Bio. I am a Ph.D. candidate at Oregon State University, where I do research on data management and machine learning. I have worked on software development and data science projects. See my portfolio and publications below.
My research has mainly focused on relational machine learning — machine learning algorithms that learn over structured data, such as relational databases. I study the impact that data heterogeneities have on the learning algorithms and how to overcome the associated challenges. I am advised by Arash Termehchy.
During my Ph.D., I did three internships, one at Microsoft (2017) and two at Intel (2015 and 2014). I was also a teaching assistant for several courses: Introduction to Databases, Database Management Systems, Introduction to Artificial Intelligence, Machine Learning and Data Mining, Data Structures, and Web Development.
Before starting my Ph.D., I lived in North Carolina for two years, where I got my Masters degree in Computer Science from Wake Forest University, advised by Sriraam Natarajan. My research was on statistical relational learning, specifically with applications to information extraction.
I'm originally from Costa Rica, where I studied Computer Science at the Costa Rica Institute of Technology and then worked as a Software Engineer at Avantica Technologies.
I enjoy playing tennis, football (the kind you play with your feet), running, music, and traveling.
NOTE. I am looking for a data scientist/research scientist/software engineer full-time position.
Public cloud database providers observe all sorts of different usage patterns and behaviors while operating their services.

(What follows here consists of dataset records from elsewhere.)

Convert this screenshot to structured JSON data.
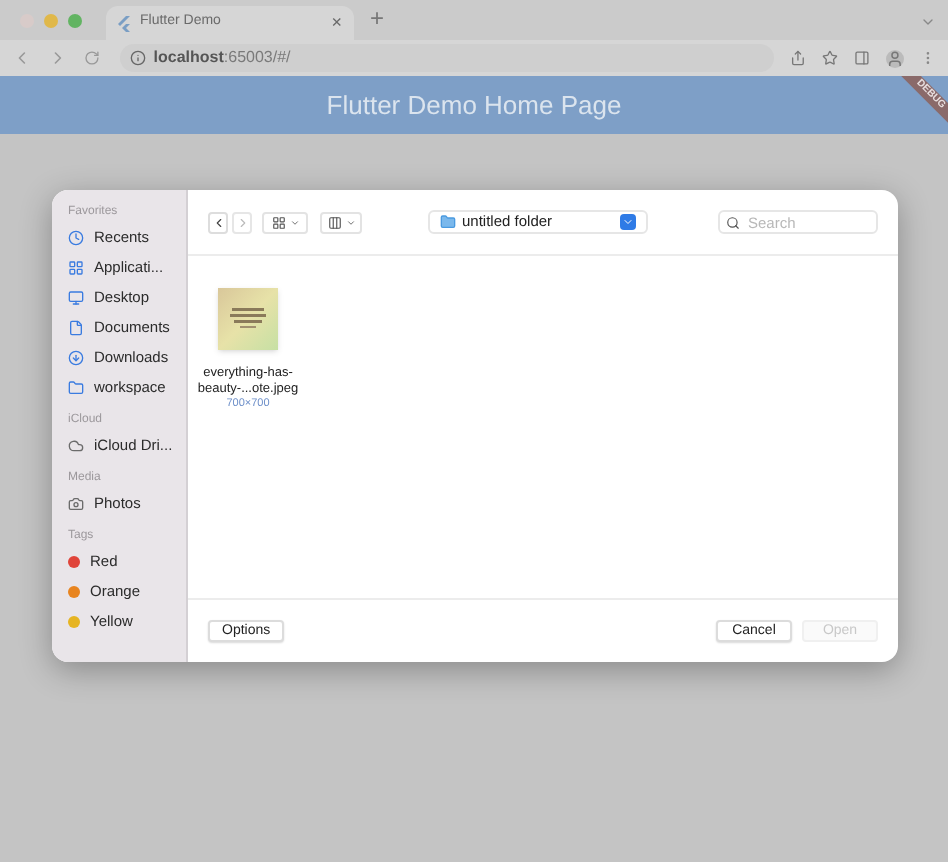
{
  "browser": {
    "tab": {
      "title": "Flutter Demo",
      "close": "×"
    },
    "new_tab": "+",
    "url": {
      "host": "localhost",
      "rest": ":65003/#/"
    }
  },
  "app_bar": {
    "title": "Flutter Demo Home Page",
    "banner": "DEBUG"
  },
  "dialog": {
    "sidebar": [
      {
        "heading": "Favorites",
        "items": [
          {
            "label": "Recents",
            "kind": "place"
          },
          {
            "label": "Applicati...",
            "kind": "place"
          },
          {
            "label": "Desktop",
            "kind": "place"
          },
          {
            "label": "Documents",
            "kind": "place"
          },
          {
            "label": "Downloads",
            "kind": "place"
          },
          {
            "label": "workspace",
            "kind": "place"
          }
        ]
      },
      {
        "heading": "iCloud",
        "items": [
          {
            "label": "iCloud Dri...",
            "kind": "place"
          }
        ]
      },
      {
        "heading": "Media",
        "items": [
          {
            "label": "Photos",
            "kind": "place"
          }
        ]
      },
      {
        "heading": "Tags",
        "items": [
          {
            "label": "Red",
            "kind": "tag",
            "color": "#e0443a"
          },
          {
            "label": "Orange",
            "kind": "tag",
            "color": "#e8841f"
          },
          {
            "label": "Yellow",
            "kind": "tag",
            "color": "#e6b422"
          }
        ]
      }
    ],
    "location": "untitled folder",
    "search": {
      "placeholder": "Search"
    },
    "files": [
      {
        "name_lines": [
          "everything-has-",
          "beauty-...ote.jpeg"
        ],
        "size": "700×700"
      }
    ],
    "buttons": [
      {
        "label": "Options",
        "disabled": false
      },
      {
        "label": "Cancel",
        "disabled": false
      },
      {
        "label": "Open",
        "disabled": true
      }
    ]
  }
}
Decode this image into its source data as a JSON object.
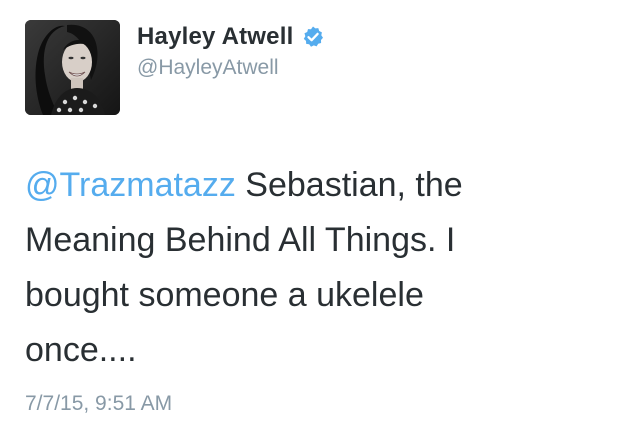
{
  "tweet": {
    "author": {
      "display_name": "Hayley Atwell",
      "handle": "@HayleyAtwell",
      "verified": true,
      "avatar_icon": "profile-photo"
    },
    "text": {
      "mention": "@Trazmatazz",
      "line1_rest": " Sebastian, the",
      "line2": "Meaning Behind All Things. I",
      "line3": "bought someone a ukelele",
      "line4": "once...."
    },
    "timestamp": "7/7/15, 9:51 AM"
  },
  "colors": {
    "name": "#292f33",
    "secondary": "#8899a6",
    "link": "#55acee",
    "verified": "#55acee"
  }
}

Service providers try to understand and characterize these behaviors in order to improve the quality of their service, provide new features for customers, and/or increase the efficiency of the operations. This project aimed at determining how long public cloud databases survive before being dropped. This project involved doing a large-scale survivability study of the Microsoft Azure SQL Databases, developing a machine learning classifier that classified cloud databases into short-lived and long-lived, and identifying some factors that can help predict the lifespan of cloud databases.Paper: SIGMOD 2018 (slides).
Most machine learning algorithms assume that data can be stored in matrix form: rows represent observations and columns represent features. However, real-world data is rarely in this form. Instead, application domains usually contain information about different types of entities. One way of storing information about different types of entities is through relational databases. Given a relational database and training examples for a new concept, relational machine learning algorithms learn a definition of the concept in terms of existing relations in the database. We developed a relational learning system called Castor. We used Castor in different domains, such as learning a model to predict whether a chemical compound has anti-HIV activity, learning a model to predict whether a movie will be high grossing, and reverse-engineering SQL queries from training examples.Papers: SIGMOD 2017 (slides), VLDBJ 2018, VLDB 2016.
The information in a domain is usually spread across several databases, which often represent the same entities under different names. Therefore, learning over multiple databases may result in inaccurate definitions. Currently, users have to spend a great deal of time and effort to resolve these heterogeneities and create a unified and clean database instance to be used for learning. We developed CastorX, an extension of Castor, that learns directly over heterogeneous databases without any pre-processing step. The user specifies the attributes across relations that contain values that may refer to the same real-world entity through a set of declarative constraints. CastorX leverages these dependencies to learn accurate definitions over the heterogeneous data.Papers: VLDB 2018.
We developed a novel approach for extracting adverse drug events from text. Given a drug-effect pair, our method searches publicly available medical literature to find documents related to the drug-effect pair. It then converts these documents to standard natural language processing (NLP) features. These features are then used in a probabilistic classifier based on Markov logic networks to determine whether the drug-effect pair is indeed an adverse drug event.Paper: KAIS 2016.
We used a deep learning approach to predict the tags of Stack Overflow questions, given their title and content. In particular, we used word vectors to represent each word and, given the sequence of word vectors corresponding to a question, we used a Long Short-Term Memory (LSTM) network to predict the tags of the question.Report: PDF (slides).
Measuring the amount of rainfall on a specific field is an important issue in agriculture. We explored the use of Bayesian networks to estimate the distribution of rainfall given measurements from Polarimetric radars. We employed two different approaches for constructing the structure of the Bayesian network. First, we manually designed the structure based on domain knowledge. Second, we applied a structure learning algorithm to learn the structure automatically from data. Results showed that the Bayes network with the structure learned from data performed best.Report: PDF (slides).